Além disso, outros “40 anos” virão quando se tratar da gestão mencionada, tendo como referência o anúncio oficial do maior programa de educação pública, popular e integral por um governo de estado: o Primeiro Programa Especial de Educação dos Centros Integrados de Educação Pública (I PEE-CIEP). Que ocorreu em 1º de setembro de 1984, pelo Governador Leonel Brizola no Palácio do Guanabara, em coletiva de imprensa, com presenças de autoridades, incluindo o Ministro de Planejamento de Angola, Lopo do Nascimento.

O PEE-CIEP que teve como idealizador o vice-governador Darcy Ribeiro, é atingido frontalmente pela crítica da Rede Globo durante todo percurso, e se inicia coincidentemente pela relação com o Sambódromo, pois foi planejado a construção de um dos CIEPs na Avenida Marquês de Sapucaí, próximo ao Sambódromo. Logo: “Os primeiros sinais do sensacionalismo midiático (da Rede Globo em relação aos CIEPs) aparecem com o anúncio da construção de um CIEP no Sambódromo. A construção do Sambódromo parecia se refletir como um diapasão, tamanho o significado que uma inovação na estrutura do carnaval tinha para a gestão pública do Rio de Janeiro, e, com a proposta de fazer um CIEP naquela área atendendo duplo objetivo (o carnaval e o ensino), demonstrava também os objetivos de renovação do governo estadual em termos educacionais.” (Lemos, p. 87, 2023)

Uma evidência importante é de que a cultura brasileira em termos de radiodifusão em escala industrial passou a ser capitaneada pelas Organizações Globo, com investimento financeiro estrangeiro e auxílio estrutural do Estado brasileiro, materializados na década de 1970, e desde então, qualquer iniciativa no setor em nível nacional tem de passar pelo seu crivo. De outro lado, existia uma gestão de um estado importante como o Rio de Janeiro, em especial para a cultura, e que dava atenção à cultura, sendo elemento inclusive do escopo do projeto educacional. Os CIEPs vinham com auditórios, por exemplo, e com plano pedagógico de rotina e estreita relação com a arte, a cultura e as ciências. Além, é claro, de outras iniciativas mais gerais do empenho governamental para com a arte e a cultura no estado.

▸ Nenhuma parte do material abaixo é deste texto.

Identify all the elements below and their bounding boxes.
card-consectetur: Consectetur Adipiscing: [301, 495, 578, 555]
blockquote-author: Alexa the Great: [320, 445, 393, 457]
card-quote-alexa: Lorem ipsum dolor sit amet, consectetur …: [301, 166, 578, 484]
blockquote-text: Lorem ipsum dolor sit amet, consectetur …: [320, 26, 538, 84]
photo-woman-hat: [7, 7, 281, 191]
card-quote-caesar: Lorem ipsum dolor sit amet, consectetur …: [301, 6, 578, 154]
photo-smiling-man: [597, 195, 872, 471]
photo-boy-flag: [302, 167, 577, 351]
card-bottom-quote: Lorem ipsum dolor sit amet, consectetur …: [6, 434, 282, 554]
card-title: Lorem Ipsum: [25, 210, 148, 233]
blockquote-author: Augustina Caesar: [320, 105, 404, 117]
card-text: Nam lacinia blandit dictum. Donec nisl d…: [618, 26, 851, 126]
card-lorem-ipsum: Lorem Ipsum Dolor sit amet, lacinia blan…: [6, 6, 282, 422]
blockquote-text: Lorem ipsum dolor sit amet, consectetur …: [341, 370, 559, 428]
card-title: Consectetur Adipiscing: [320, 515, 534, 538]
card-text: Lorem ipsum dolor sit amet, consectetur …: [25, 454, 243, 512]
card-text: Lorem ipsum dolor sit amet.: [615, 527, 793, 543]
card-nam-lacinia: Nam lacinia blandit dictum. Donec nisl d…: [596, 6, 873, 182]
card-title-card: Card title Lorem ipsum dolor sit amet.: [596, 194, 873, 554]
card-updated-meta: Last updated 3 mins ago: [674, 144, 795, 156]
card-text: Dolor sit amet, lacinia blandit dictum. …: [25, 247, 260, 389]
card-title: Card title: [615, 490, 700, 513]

Em níveis de infraestrutura o Rio de Janeiro alçava um grande projeto de construção civil gerado e incentivado pelo governo estadual, com a expertise de naquele momento de iniciar a fabricação dos chamados pré-moldados de cimentos para o levantamento dos edifícios, idealizado pelo arquiteto Oscar Niemeyer. Mais uma vez, aqui, o Sambódromo tem relação com os CIEPs, pois para se construir os CIEPs foi necessário criar a chamada “Fábrica de Escolas”, responsável por criar os pré-moldados das escolas, iniciativa essa que fortaleceu o projeto Sambódromo.

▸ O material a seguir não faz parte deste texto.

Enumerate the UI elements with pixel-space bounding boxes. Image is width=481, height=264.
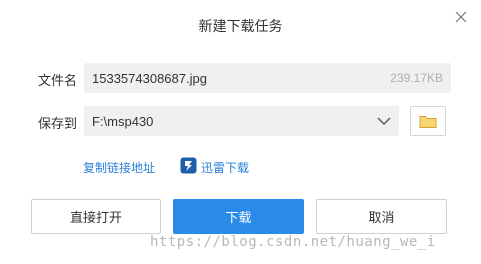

Fator que para além do objetivo de estruturar a cultura e a educação, também garantiu com que o Rio de Janeiro tivesse a menor taxa de desemprego do país, num período de recessão econômica nacional. Como demonstra a publicidade do Governo, intitulada “Quando você terminar de ler este anúncio, o desemprego no Rio estará menor ainda”, de 19 de setembro de 1985, no próprio jornal O Globo (verificável nos arquivos e/ou acervo).

Contudo, e a verdade é preciso ser dita, o carnaval está aí, juntamente com o espetáculo da cultura brasileira manifestada em poesias e batuques de bom e alto tom. E os saudosos idealizadores e elaboradores da Avenida dos Desfiles, da Passarela Darcy Ribeiro, do Sambódromo e da Sapucaí, tinham suas paixões, tinham suas “camisas” e não prescindiriam do passinho ou do samba no pé, mesmo diante das adversidades. Até, porque, independente de contextos e projeções, como diria o saudoso Nelson Sargento, “o samba agoniza, mas não morre”, e todo mundo sabe, e o mundo também, que o samba é vitalizado pelo povo, pela classe trabalhadora, gerado pela arte cunhada pelos afrodescendentes no Brasil. Novas gerações virão na imensidão da comunidade do carnaval, que é cada vez mais ampla, incluindo a “opinião pública”. Que bom ver o reconhecimento da importância do Sambódromo e do carnaval brasileiro.

*André Lemos é sociólogo e mestre em educação.

Referência

LEMOS; A. O Grupo Globo e a crítica conservadora ao I PEE-CIEP: Conflitos nos campos educacional, político e da produção cultural. Dissertação (Mestrado em Educação) – PPGEduc/UFRRJ. Rio de Janeiro, 2023.